Por “pessoas” entende dois dos maiores de sempre: “Federer, Nadal. Eles fizeram-no.”

No entanto, o objectivo de Alcaraz em Nova Iorque é muito mais conservador — muito em linha com a cautela extrema com que ele e a sua equipa abordaram o processo de recuperação.

“Odeio perder, isso é claro, e vou a tudo, mas para mim o mais importante é sair deste torneio saudável, ter conseguido competir, ter treinado com este nível de jogadores, ter aguentado o pulso, ter aguentado o corpo”, disse.
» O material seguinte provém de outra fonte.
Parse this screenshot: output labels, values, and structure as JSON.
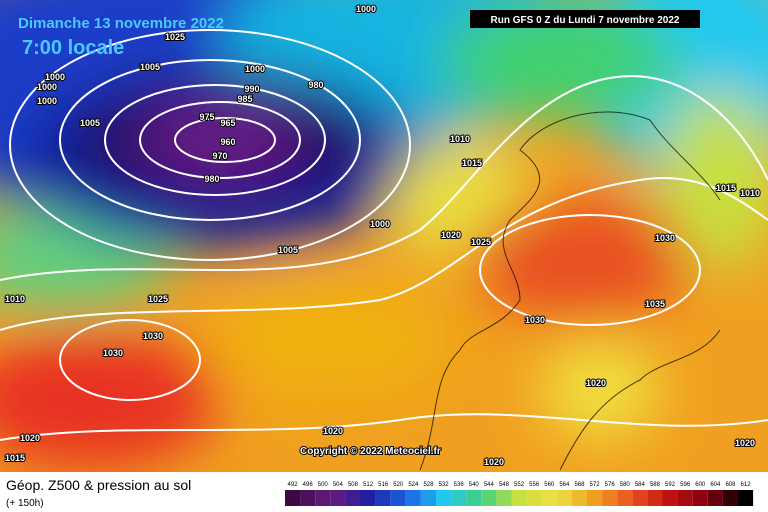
{
  "header": {
    "date": "Dimanche 13 novembre 2022",
    "time": "7:00 locale",
    "run": "Run GFS 0 Z du Lundi 7 novembre 2022"
  },
  "copyright": "Copyright © 2022 Meteociel.fr",
  "footer": {
    "title": "Géop. Z500 & pression au sol",
    "lead": "(+ 150h)"
  },
  "colorbar": {
    "ticks": [
      492,
      496,
      500,
      504,
      508,
      512,
      516,
      520,
      524,
      528,
      532,
      536,
      540,
      544,
      548,
      552,
      556,
      560,
      564,
      568,
      572,
      576,
      580,
      584,
      588,
      592,
      596,
      600,
      604,
      608,
      612
    ]
  },
  "isobars": [
    1025,
    1000,
    1005,
    1000,
    990,
    985,
    980,
    975,
    965,
    960,
    970,
    980,
    1005,
    1000,
    1000,
    1000,
    1010,
    1015,
    1000,
    1020,
    1025,
    1005,
    1030,
    1015,
    1010,
    1035,
    1025,
    1030,
    1030,
    1030,
    1010,
    1020,
    1020,
    1020,
    1015,
    1020,
    1020
  ]
}
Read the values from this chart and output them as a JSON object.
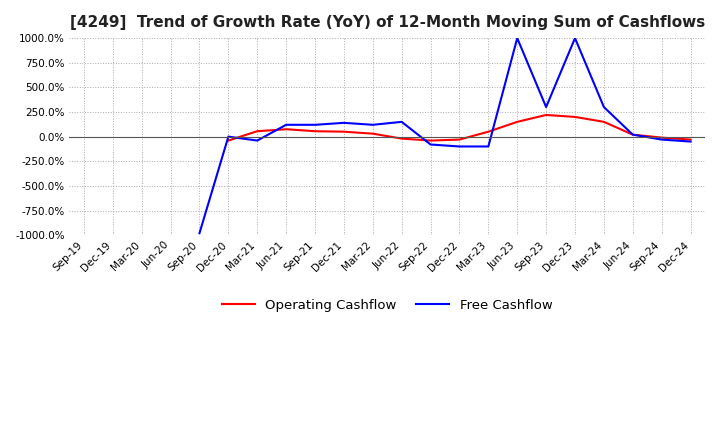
{
  "title": "[4249]  Trend of Growth Rate (YoY) of 12-Month Moving Sum of Cashflows",
  "title_fontsize": 11,
  "ylim": [
    -1000,
    1000
  ],
  "yticks": [
    -1000,
    -750,
    -500,
    -250,
    0,
    250,
    500,
    750,
    1000
  ],
  "background_color": "#ffffff",
  "grid_color": "#aaaaaa",
  "operating_color": "#ff0000",
  "free_color": "#0000ff",
  "legend_labels": [
    "Operating Cashflow",
    "Free Cashflow"
  ],
  "x_labels": [
    "Sep-19",
    "Dec-19",
    "Mar-20",
    "Jun-20",
    "Sep-20",
    "Dec-20",
    "Mar-21",
    "Jun-21",
    "Sep-21",
    "Dec-21",
    "Mar-22",
    "Jun-22",
    "Sep-22",
    "Dec-22",
    "Mar-23",
    "Jun-23",
    "Sep-23",
    "Dec-23",
    "Mar-24",
    "Jun-24",
    "Sep-24",
    "Dec-24"
  ],
  "operating_cashflow": [
    null,
    null,
    null,
    null,
    null,
    -40,
    55,
    75,
    55,
    50,
    30,
    -20,
    -40,
    -30,
    50,
    150,
    220,
    200,
    150,
    20,
    -10,
    -30
  ],
  "free_cashflow": [
    null,
    null,
    null,
    null,
    -980,
    0,
    -40,
    120,
    120,
    140,
    120,
    150,
    -80,
    -100,
    -100,
    1000,
    300,
    1000,
    300,
    20,
    -30,
    -50
  ]
}
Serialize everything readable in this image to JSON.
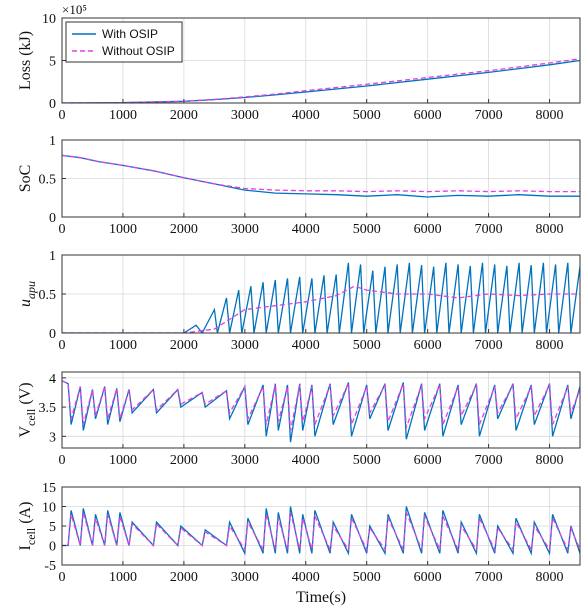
{
  "figure": {
    "xlabel": "Time(s)",
    "legend": {
      "location": "top-left",
      "entries": [
        {
          "label": "With OSIP",
          "color": "#0072BD",
          "style": "solid"
        },
        {
          "label": "Without OSIP",
          "color": "#E040E0",
          "style": "dashed"
        }
      ]
    }
  },
  "chart_data": [
    {
      "type": "line",
      "ylabel": "Loss (kJ)",
      "exponent_label": "×10⁵",
      "xlim": [
        0,
        8500
      ],
      "ylim": [
        0,
        10
      ],
      "xticks": [
        0,
        1000,
        2000,
        3000,
        4000,
        5000,
        6000,
        7000,
        8000
      ],
      "yticks": [
        0,
        5,
        10
      ],
      "grid": true,
      "series": [
        {
          "name": "With OSIP",
          "color": "#0072BD",
          "style": "solid",
          "x": [
            0,
            1000,
            2000,
            2500,
            3000,
            3500,
            4000,
            5000,
            6000,
            7000,
            8000,
            8500
          ],
          "y": [
            0,
            0.05,
            0.2,
            0.4,
            0.65,
            0.95,
            1.3,
            2.0,
            2.8,
            3.6,
            4.5,
            5.0
          ]
        },
        {
          "name": "Without OSIP",
          "color": "#E040E0",
          "style": "dashed",
          "x": [
            0,
            1000,
            2000,
            2500,
            3000,
            3500,
            4000,
            5000,
            6000,
            7000,
            8000,
            8500
          ],
          "y": [
            0,
            0.05,
            0.2,
            0.42,
            0.72,
            1.05,
            1.45,
            2.2,
            3.0,
            3.8,
            4.7,
            5.2
          ]
        }
      ]
    },
    {
      "type": "line",
      "ylabel": "SoC",
      "xlim": [
        0,
        8500
      ],
      "ylim": [
        0,
        1
      ],
      "xticks": [
        0,
        1000,
        2000,
        3000,
        4000,
        5000,
        6000,
        7000,
        8000
      ],
      "yticks": [
        0,
        0.5,
        1
      ],
      "grid": true,
      "series": [
        {
          "name": "With OSIP",
          "color": "#0072BD",
          "style": "solid",
          "x": [
            0,
            300,
            600,
            1000,
            1500,
            2000,
            2500,
            3000,
            3500,
            4000,
            4500,
            5000,
            5500,
            6000,
            6500,
            7000,
            7500,
            8000,
            8500
          ],
          "y": [
            0.8,
            0.77,
            0.72,
            0.67,
            0.6,
            0.51,
            0.43,
            0.35,
            0.31,
            0.3,
            0.29,
            0.27,
            0.29,
            0.26,
            0.28,
            0.27,
            0.29,
            0.27,
            0.27
          ]
        },
        {
          "name": "Without OSIP",
          "color": "#E040E0",
          "style": "dashed",
          "x": [
            0,
            300,
            600,
            1000,
            1500,
            2000,
            2500,
            3000,
            3500,
            4000,
            4500,
            5000,
            5500,
            6000,
            6500,
            7000,
            7500,
            8000,
            8500
          ],
          "y": [
            0.8,
            0.77,
            0.72,
            0.67,
            0.6,
            0.51,
            0.43,
            0.37,
            0.35,
            0.34,
            0.34,
            0.33,
            0.34,
            0.33,
            0.34,
            0.33,
            0.34,
            0.33,
            0.33
          ]
        }
      ]
    },
    {
      "type": "line",
      "ylabel": "u_apu",
      "ylabel_main": "u",
      "ylabel_sub": "apu",
      "xlim": [
        0,
        8500
      ],
      "ylim": [
        0,
        1
      ],
      "xticks": [
        0,
        1000,
        2000,
        3000,
        4000,
        5000,
        6000,
        7000,
        8000
      ],
      "yticks": [
        0,
        0.5,
        1
      ],
      "grid": true,
      "series": [
        {
          "name": "With OSIP",
          "color": "#0072BD",
          "style": "solid",
          "x": [
            0,
            2000,
            2200,
            2300,
            2500,
            2550,
            2700,
            2750,
            2900,
            2950,
            3100,
            3150,
            3300,
            3350,
            3500,
            3550,
            3700,
            3750,
            3900,
            3950,
            4100,
            4150,
            4300,
            4350,
            4500,
            4550,
            4700,
            4750,
            4900,
            4950,
            5100,
            5150,
            5300,
            5350,
            5500,
            5550,
            5700,
            5750,
            5900,
            5950,
            6100,
            6150,
            6300,
            6350,
            6500,
            6550,
            6700,
            6750,
            6900,
            6950,
            7100,
            7150,
            7300,
            7350,
            7500,
            7550,
            7700,
            7750,
            7900,
            7950,
            8100,
            8150,
            8300,
            8350,
            8500
          ],
          "y": [
            0,
            0,
            0.1,
            0,
            0.3,
            0,
            0.45,
            0,
            0.55,
            0,
            0.6,
            0,
            0.65,
            0,
            0.68,
            0,
            0.7,
            0,
            0.72,
            0,
            0.7,
            0,
            0.74,
            0,
            0.75,
            0,
            0.9,
            0,
            0.88,
            0,
            0.8,
            0,
            0.85,
            0,
            0.88,
            0,
            0.9,
            0,
            0.87,
            0,
            0.85,
            0,
            0.9,
            0,
            0.88,
            0,
            0.86,
            0,
            0.9,
            0,
            0.88,
            0,
            0.86,
            0,
            0.9,
            0,
            0.87,
            0,
            0.9,
            0,
            0.88,
            0,
            0.9,
            0,
            0.85
          ]
        },
        {
          "name": "Without OSIP",
          "color": "#E040E0",
          "style": "dashed",
          "x": [
            0,
            2000,
            2500,
            3000,
            3500,
            4000,
            4500,
            4800,
            5000,
            5500,
            6000,
            6500,
            7000,
            7500,
            8000,
            8500
          ],
          "y": [
            0,
            0,
            0.05,
            0.3,
            0.35,
            0.4,
            0.48,
            0.6,
            0.55,
            0.5,
            0.5,
            0.45,
            0.5,
            0.48,
            0.5,
            0.5
          ]
        }
      ]
    },
    {
      "type": "line",
      "ylabel": "V_cell (V)",
      "ylabel_main": "V",
      "ylabel_sub": "cell",
      "ylabel_suffix": " (V)",
      "xlim": [
        0,
        8500
      ],
      "ylim": [
        2.8,
        4.1
      ],
      "xticks": [
        0,
        1000,
        2000,
        3000,
        4000,
        5000,
        6000,
        7000,
        8000
      ],
      "yticks": [
        3,
        3.5,
        4
      ],
      "grid": true,
      "series": [
        {
          "name": "With OSIP",
          "color": "#0072BD",
          "style": "solid",
          "x": [
            0,
            100,
            150,
            300,
            350,
            500,
            550,
            700,
            750,
            900,
            950,
            1100,
            1150,
            1500,
            1550,
            1900,
            1950,
            2300,
            2350,
            2700,
            2750,
            3000,
            3050,
            3300,
            3350,
            3500,
            3550,
            3700,
            3750,
            3900,
            3950,
            4100,
            4150,
            4400,
            4450,
            4700,
            4750,
            5000,
            5050,
            5300,
            5350,
            5600,
            5650,
            5900,
            5950,
            6200,
            6250,
            6500,
            6550,
            6800,
            6850,
            7100,
            7150,
            7400,
            7450,
            7700,
            7750,
            8000,
            8050,
            8300,
            8350,
            8500
          ],
          "y": [
            3.95,
            3.9,
            3.2,
            3.85,
            3.1,
            3.8,
            3.3,
            3.85,
            3.2,
            3.82,
            3.25,
            3.8,
            3.4,
            3.8,
            3.4,
            3.8,
            3.5,
            3.75,
            3.5,
            3.78,
            3.3,
            3.85,
            3.2,
            3.88,
            3.0,
            3.9,
            3.1,
            3.88,
            2.9,
            3.9,
            3.1,
            3.88,
            3.0,
            3.9,
            3.2,
            3.92,
            3.0,
            3.88,
            3.3,
            3.9,
            3.1,
            3.92,
            2.95,
            3.9,
            3.1,
            3.9,
            3.0,
            3.88,
            3.2,
            3.9,
            3.0,
            3.88,
            3.3,
            3.9,
            3.1,
            3.88,
            3.2,
            3.9,
            3.0,
            3.88,
            3.3,
            3.85
          ]
        },
        {
          "name": "Without OSIP",
          "color": "#E040E0",
          "style": "dashed",
          "x": [
            0,
            100,
            150,
            300,
            350,
            500,
            550,
            700,
            750,
            900,
            950,
            1100,
            1150,
            1500,
            1550,
            1900,
            1950,
            2300,
            2350,
            2700,
            2750,
            3000,
            3050,
            3300,
            3350,
            3500,
            3550,
            3700,
            3750,
            3900,
            3950,
            4100,
            4150,
            4400,
            4450,
            4700,
            4750,
            5000,
            5050,
            5300,
            5350,
            5600,
            5650,
            5900,
            5950,
            6200,
            6250,
            6500,
            6550,
            6800,
            6850,
            7100,
            7150,
            7400,
            7450,
            7700,
            7750,
            8000,
            8050,
            8300,
            8350,
            8500
          ],
          "y": [
            3.95,
            3.9,
            3.3,
            3.85,
            3.2,
            3.8,
            3.35,
            3.85,
            3.3,
            3.82,
            3.3,
            3.8,
            3.45,
            3.8,
            3.45,
            3.8,
            3.55,
            3.75,
            3.55,
            3.78,
            3.4,
            3.85,
            3.3,
            3.85,
            3.2,
            3.88,
            3.25,
            3.85,
            3.1,
            3.88,
            3.25,
            3.85,
            3.2,
            3.88,
            3.35,
            3.9,
            3.2,
            3.85,
            3.4,
            3.88,
            3.25,
            3.9,
            3.15,
            3.88,
            3.3,
            3.88,
            3.2,
            3.85,
            3.35,
            3.88,
            3.2,
            3.85,
            3.4,
            3.88,
            3.3,
            3.85,
            3.35,
            3.88,
            3.2,
            3.85,
            3.4,
            3.8
          ]
        }
      ]
    },
    {
      "type": "line",
      "ylabel": "I_cell (A)",
      "ylabel_main": "I",
      "ylabel_sub": "cell",
      "ylabel_suffix": " (A)",
      "xlim": [
        0,
        8500
      ],
      "ylim": [
        -5,
        15
      ],
      "xticks": [
        0,
        1000,
        2000,
        3000,
        4000,
        5000,
        6000,
        7000,
        8000
      ],
      "yticks": [
        -5,
        0,
        5,
        10,
        15
      ],
      "grid": true,
      "series": [
        {
          "name": "With OSIP",
          "color": "#0072BD",
          "style": "solid",
          "x": [
            0,
            100,
            150,
            300,
            350,
            500,
            550,
            700,
            750,
            900,
            950,
            1100,
            1150,
            1500,
            1550,
            1900,
            1950,
            2300,
            2350,
            2700,
            2750,
            3000,
            3050,
            3300,
            3350,
            3500,
            3550,
            3700,
            3750,
            3900,
            3950,
            4100,
            4150,
            4400,
            4450,
            4700,
            4750,
            5000,
            5050,
            5300,
            5350,
            5600,
            5650,
            5900,
            5950,
            6200,
            6250,
            6500,
            6550,
            6800,
            6850,
            7100,
            7150,
            7400,
            7450,
            7700,
            7750,
            8000,
            8050,
            8300,
            8350,
            8500
          ],
          "y": [
            0,
            0,
            9,
            0,
            9.5,
            0,
            8,
            0,
            9,
            0,
            8.5,
            0,
            6,
            0,
            6,
            0,
            5,
            0,
            4,
            0,
            6,
            -2,
            7,
            -2,
            9.5,
            -2,
            8.5,
            -2,
            10,
            -2,
            8,
            -2,
            9,
            -2,
            6,
            -2,
            8,
            -2,
            5,
            -2,
            8,
            -2,
            10,
            -2,
            8.5,
            -2,
            9,
            -2,
            6,
            -2,
            8,
            -2,
            5,
            -2,
            7,
            -2,
            6,
            -2,
            8,
            -2,
            5,
            -2
          ]
        },
        {
          "name": "Without OSIP",
          "color": "#E040E0",
          "style": "dashed",
          "x": [
            0,
            100,
            150,
            300,
            350,
            500,
            550,
            700,
            750,
            900,
            950,
            1100,
            1150,
            1500,
            1550,
            1900,
            1950,
            2300,
            2350,
            2700,
            2750,
            3000,
            3050,
            3300,
            3350,
            3500,
            3550,
            3700,
            3750,
            3900,
            3950,
            4100,
            4150,
            4400,
            4450,
            4700,
            4750,
            5000,
            5050,
            5300,
            5350,
            5600,
            5650,
            5900,
            5950,
            6200,
            6250,
            6500,
            6550,
            6800,
            6850,
            7100,
            7150,
            7400,
            7450,
            7700,
            7750,
            8000,
            8050,
            8300,
            8350,
            8500
          ],
          "y": [
            0,
            0,
            8,
            0,
            8.5,
            0,
            7,
            0,
            8,
            0,
            7.5,
            0,
            5.5,
            0,
            5.5,
            0,
            4.5,
            0,
            3.5,
            0,
            5,
            -1,
            6,
            -1,
            8,
            -1,
            7,
            -1,
            8.5,
            -1,
            7,
            -1,
            7.5,
            -1,
            5,
            -1,
            7,
            -1,
            4.5,
            -1,
            7,
            -1,
            8.5,
            -1,
            7.5,
            -1,
            7.5,
            -1,
            5,
            -1,
            7,
            -1,
            4.5,
            -1,
            6,
            -1,
            5,
            -1,
            7,
            -1,
            4.5,
            -1
          ]
        }
      ]
    }
  ]
}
Também não haverá Sinner-Alcaraz neste torneio. O regresso do espanhol coincidiu com uma lesão no joelho direito do italiano.

“É uma situação um pouco estranha, honestamente. Não nos vamos ver durante uns seis, sete meses. Desejo-lhe o melhor — espero que tenha uma muito boa recuperação e que o vejamos de volta melhor do que nunca”, disse o ex-número 1 do mundo.

“Há muitos jogadores com problemas físicos, com lesões. Acho que isso reflecte como o calendário está sobrecarregado ao longo do ano”, acrescentou Alcaraz, que regressa à competição este domingo quando sobe ao Arthur Ashe para defrontar o russo Roman Safiullin.